Third on our respondents’ lists was integrated communication across different touch points. In tandem with increased integration of insights into communications, companies need to develop and enhance CR program efforts. Focusing on products and services is not enough to bolster or maintain a strong reputation; CR programs are critical in developing a strong reputation.
Becoming reputation ready
In planning their next steps, companies need to understand global reputation macro-trends. By tapping into Reputation Institute’s extensive database of more than 21 years of business intelligence, we were able to distill the top macro-trends reflecting how reputation is shaping the world and moving markets.

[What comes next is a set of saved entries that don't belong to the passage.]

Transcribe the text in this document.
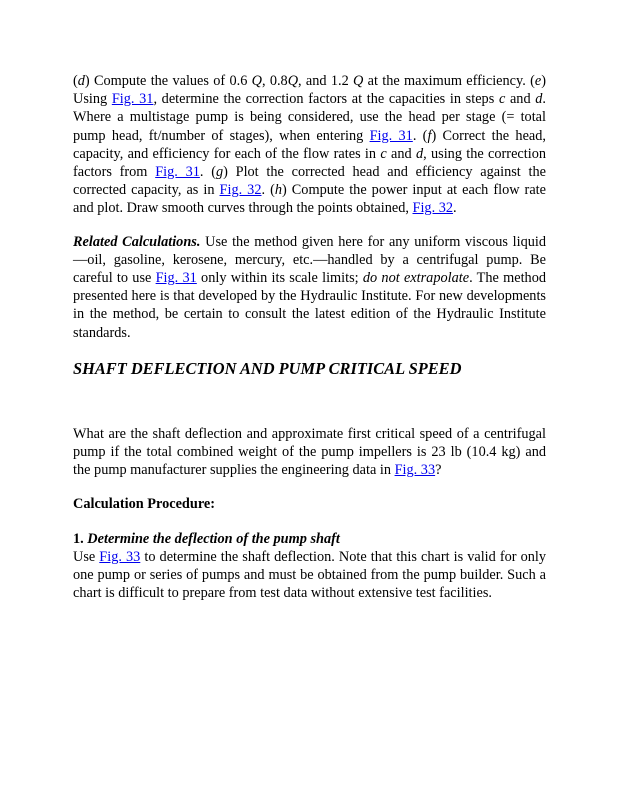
(d) Compute the values of 0.6 Q, 0.8Q, and 1.2 Q at the maximum efficiency. (e) Using Fig. 31, determine the correction factors at the capacities in steps c and d. Where a multistage pump is being considered, use the head per stage (= total pump head, ft/number of stages), when entering Fig. 31. (f) Correct the head, capacity, and efficiency for each of the flow rates in c and d, using the correction factors from Fig. 31. (g) Plot the corrected head and efficiency against the corrected capacity, as in Fig. 32. (h) Compute the power input at each flow rate and plot. Draw smooth curves through the points obtained, Fig. 32.

Related Calculations. Use the method given here for any uniform viscous liquid—oil, gasoline, kerosene, mercury, etc.—handled by a centrifugal pump. Be careful to use Fig. 31 only within its scale limits; do not extrapolate. The method presented here is that developed by the Hydraulic Institute. For new developments in the method, be certain to consult the latest edition of the Hydraulic Institute standards.

SHAFT DEFLECTION AND PUMP CRITICAL SPEED

What are the shaft deflection and approximate first critical speed of a centrifugal pump if the total combined weight of the pump impellers is 23 lb (10.4 kg) and the pump manufacturer supplies the engineering data in Fig. 33?

Calculation Procedure:

1. Determine the deflection of the pump shaft

Use Fig. 33 to determine the shaft deflection. Note that this chart is valid for only one pump or series of pumps and must be obtained from the pump builder. Such a chart is difficult to prepare from test data without extensive test facilities.
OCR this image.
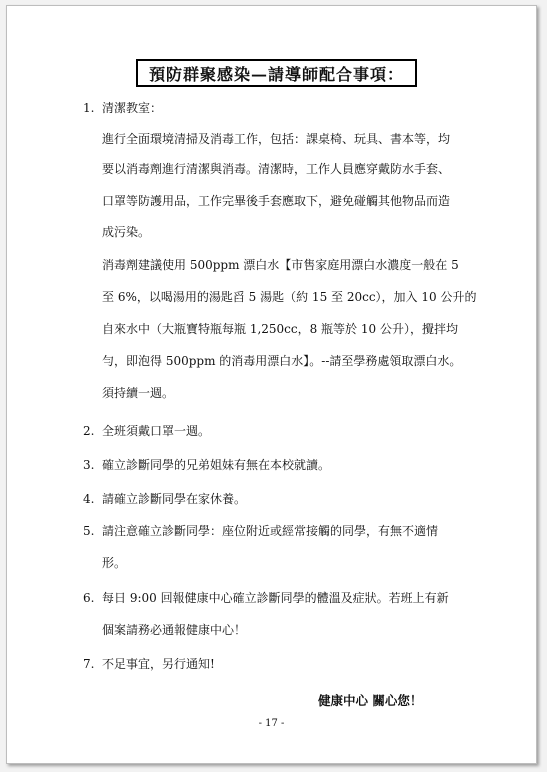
預防群聚感染—請導師配合事項：
1. 清潔教室：
進行全面環境清掃及消毒工作，包括：課桌椅、玩具、書本等，均
要以消毒劑進行清潔與消毒。清潔時，工作人員應穿戴防水手套、
口罩等防護用品，工作完畢後手套應取下，避免碰觸其他物品而造
成污染。
消毒劑建議使用 500ppm 漂白水【市售家庭用漂白水濃度一般在 5
至 6%，以喝湯用的湯匙舀 5 湯匙（約 15 至 20cc），加入 10 公升的
自來水中（大瓶寶特瓶每瓶 1,250cc，8 瓶等於 10 公升），攪拌均
勻，即泡得 500ppm 的消毒用漂白水】。--請至學務處領取漂白水。
須持續一週。
2. 全班須戴口罩一週。
3. 確立診斷同學的兄弟姐妹有無在本校就讀。
4. 請確立診斷同學在家休養。
5. 請注意確立診斷同學：座位附近或經常接觸的同學，有無不適情
形。
6. 每日 9:00 回報健康中心確立診斷同學的體溫及症狀。若班上有新
個案請務必通報健康中心！
7. 不足事宜，另行通知!
健康中心 關心您！
- 17 -
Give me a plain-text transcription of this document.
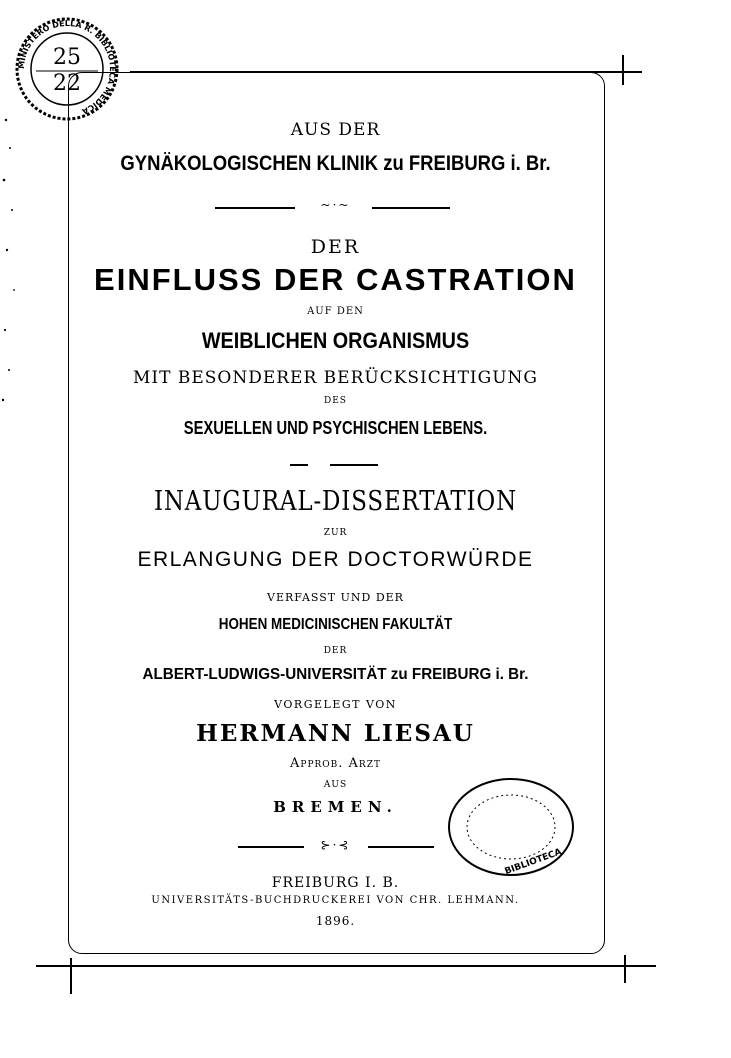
MINISTERO DELLA R. BIBLIOTECA MEDICA
25
22
AUS DER
GYNÄKOLOGISCHEN KLINIK zu FREIBURG i. Br.
~·~
DER
EINFLUSS DER CASTRATION
AUF DEN
WEIBLICHEN ORGANISMUS
MIT BESONDERER BERÜCKSICHTIGUNG
DES
SEXUELLEN UND PSYCHISCHEN LEBENS.
INAUGURAL-DISSERTATION
ZUR
ERLANGUNG DER DOCTORWÜRDE
VERFASST UND DER
HOHEN MEDICINISCHEN FAKULTÄT
DER
ALBERT-LUDWIGS-UNIVERSITÄT zu FREIBURG i. Br.
VORGELEGT VON
HERMANN LIESAU
Approb. Arzt
AUS
BREMEN.
BIBLIOTECA
⊱·⊰
FREIBURG I. B.
UNIVERSITÄTS-BUCHDRUCKEREI VON CHR. LEHMANN.
1896.
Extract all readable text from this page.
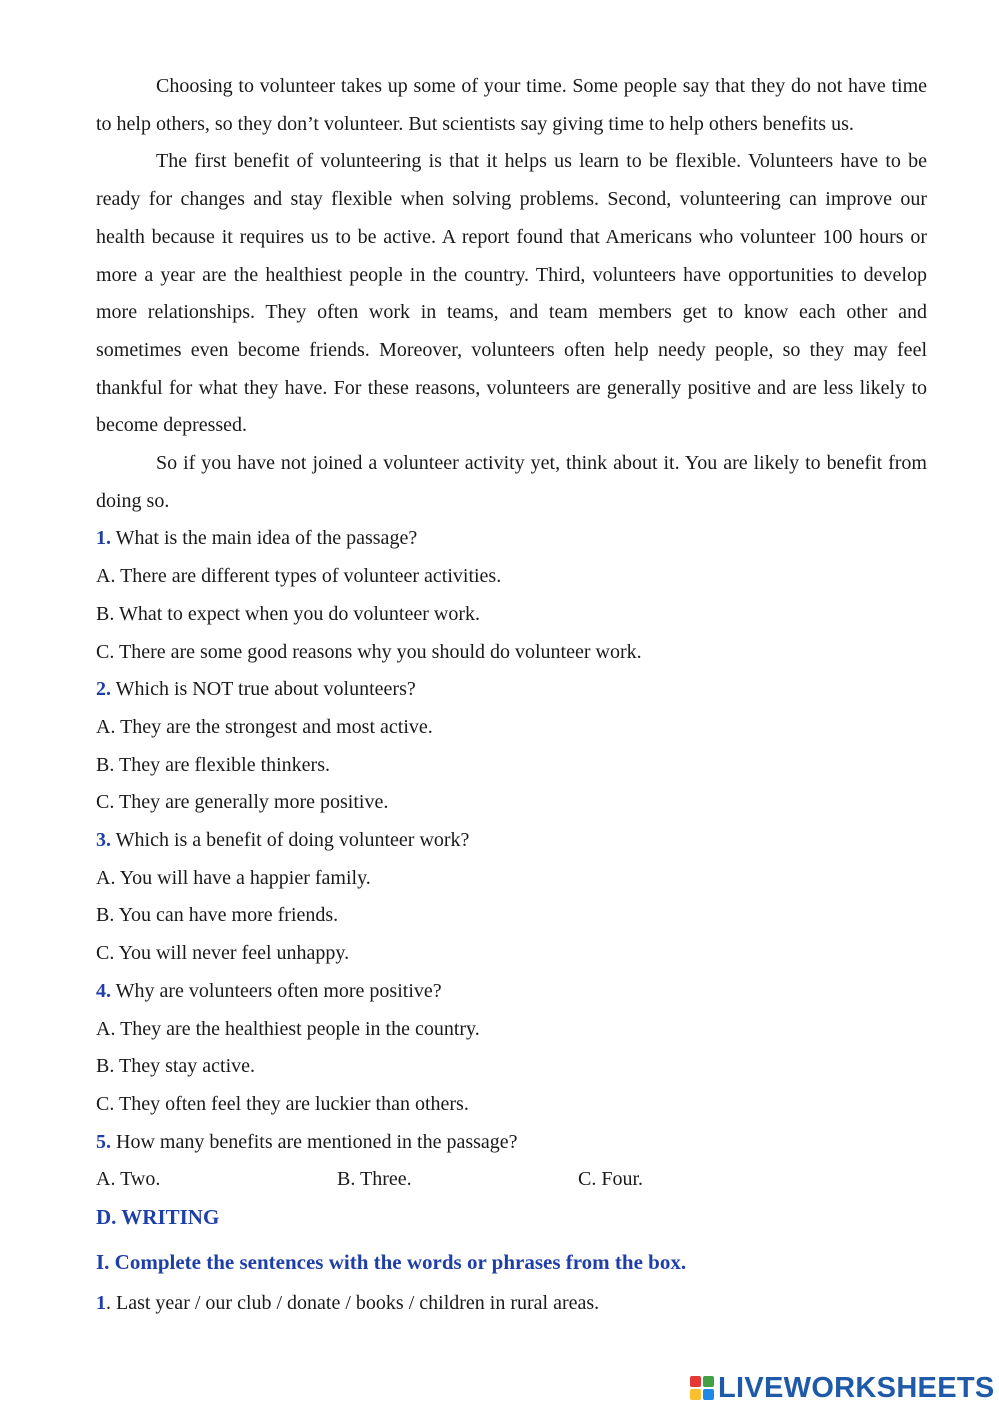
Choosing to volunteer takes up some of your time. Some people say that they do not have time to help others, so they don’t volunteer. But scientists say giving time to help others benefits us.

The first benefit of volunteering is that it helps us learn to be flexible. Volunteers have to be ready for changes and stay flexible when solving problems. Second, volunteering can improve our health because it requires us to be active. A report found that Americans who volunteer 100 hours or more a year are the healthiest people in the country. Third, volunteers have opportunities to develop more relationships. They often work in teams, and team members get to know each other and sometimes even become friends. Moreover, volunteers often help needy people, so they may feel thankful for what they have. For these reasons, volunteers are generally positive and are less likely to become depressed.

So if you have not joined a volunteer activity yet, think about it. You are likely to benefit from doing so.

1. What is the main idea of the passage?

A. There are different types of volunteer activities.

B. What to expect when you do volunteer work.

C. There are some good reasons why you should do volunteer work.

2. Which is NOT true about volunteers?

A. They are the strongest and most active.

B. They are flexible thinkers.

C. They are generally more positive.

3. Which is a benefit of doing volunteer work?

A. You will have a happier family.

B. You can have more friends.

C. You will never feel unhappy.

4. Why are volunteers often more positive?

A. They are the healthiest people in the country.

B. They stay active.

C. They often feel they are luckier than others.

5. How many benefits are mentioned in the passage?

A. Two.	B. Three.	C. Four.

D. WRITING

I. Complete the sentences with the words or phrases from the box.

1. Last year / our club / donate / books / children in rural areas.

LIVEWORKSHEETS
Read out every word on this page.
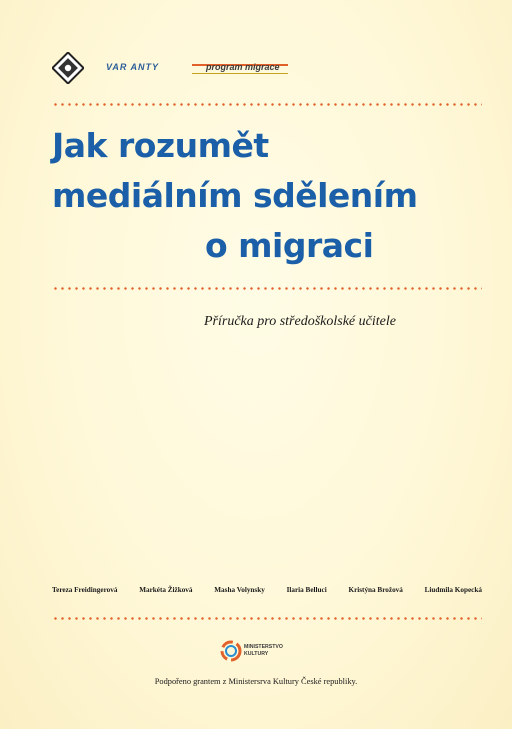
VAR ANTY	program migrace
Jak rozumět
mediálním sdělením
o migraci
Příručka pro středoškolské učitele
Tereza Freidingerová	Markéta Žižková	Masha Volynsky	Ilaria Belluci	Kristýna Brožová	Liudmila Kopecká
MINISTERSTVO
KULTURY
Podpořeno grantem z Ministersrva Kultury České republiky.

For our respondents, the most important area of focus is promoting a Higher Brand Purpose. Looking to the future, they also see Cyber Attacks, Market Influences, CEO Activism, and being an Employer of Choice as crucial topics to consider. By concentrating on these important macro-trends, companies can cultivate stronger reputations.
What to remember
The insights from our research chart a clear path forward for companies hoping to lead the trend in the modern reputation economy.
- Companies must move forward with sophisticated and well-sourced reputation management system. Though CCOs are still responsible for managing reputation, CEOs are taking increased ownership. To do so effectively, they need comprehensive reputation data.
- Executives must link reputation data and business outcomes. Doing so is the only way to effectively integrate reputation across the business.
- To overcome the obstacles to reputation management, companies should create a “reputation council” of key stakeholders from across various functions of the business.
- Understanding reputation as a dashboard metric for CEOs, one linked to sales, marketing, corporate brand reputation, and business results, is key to staying at the fore of the reputation economy.
Most companies are still in the early stages of the reputation journey, but 32% of companies are setting the trend and reaping the benefits. Lagging on reputation management is no longer a viable option for 21st-century companies. By following the steps above, companies can differentiate themselves, be more resilient in times of crisis, and reap the rewards of reputation in times of strength.
Reputation is driving the economy and moving markets. Companies who integrate reputation management across the organization are thriving, while those who fail to do so are falling behind.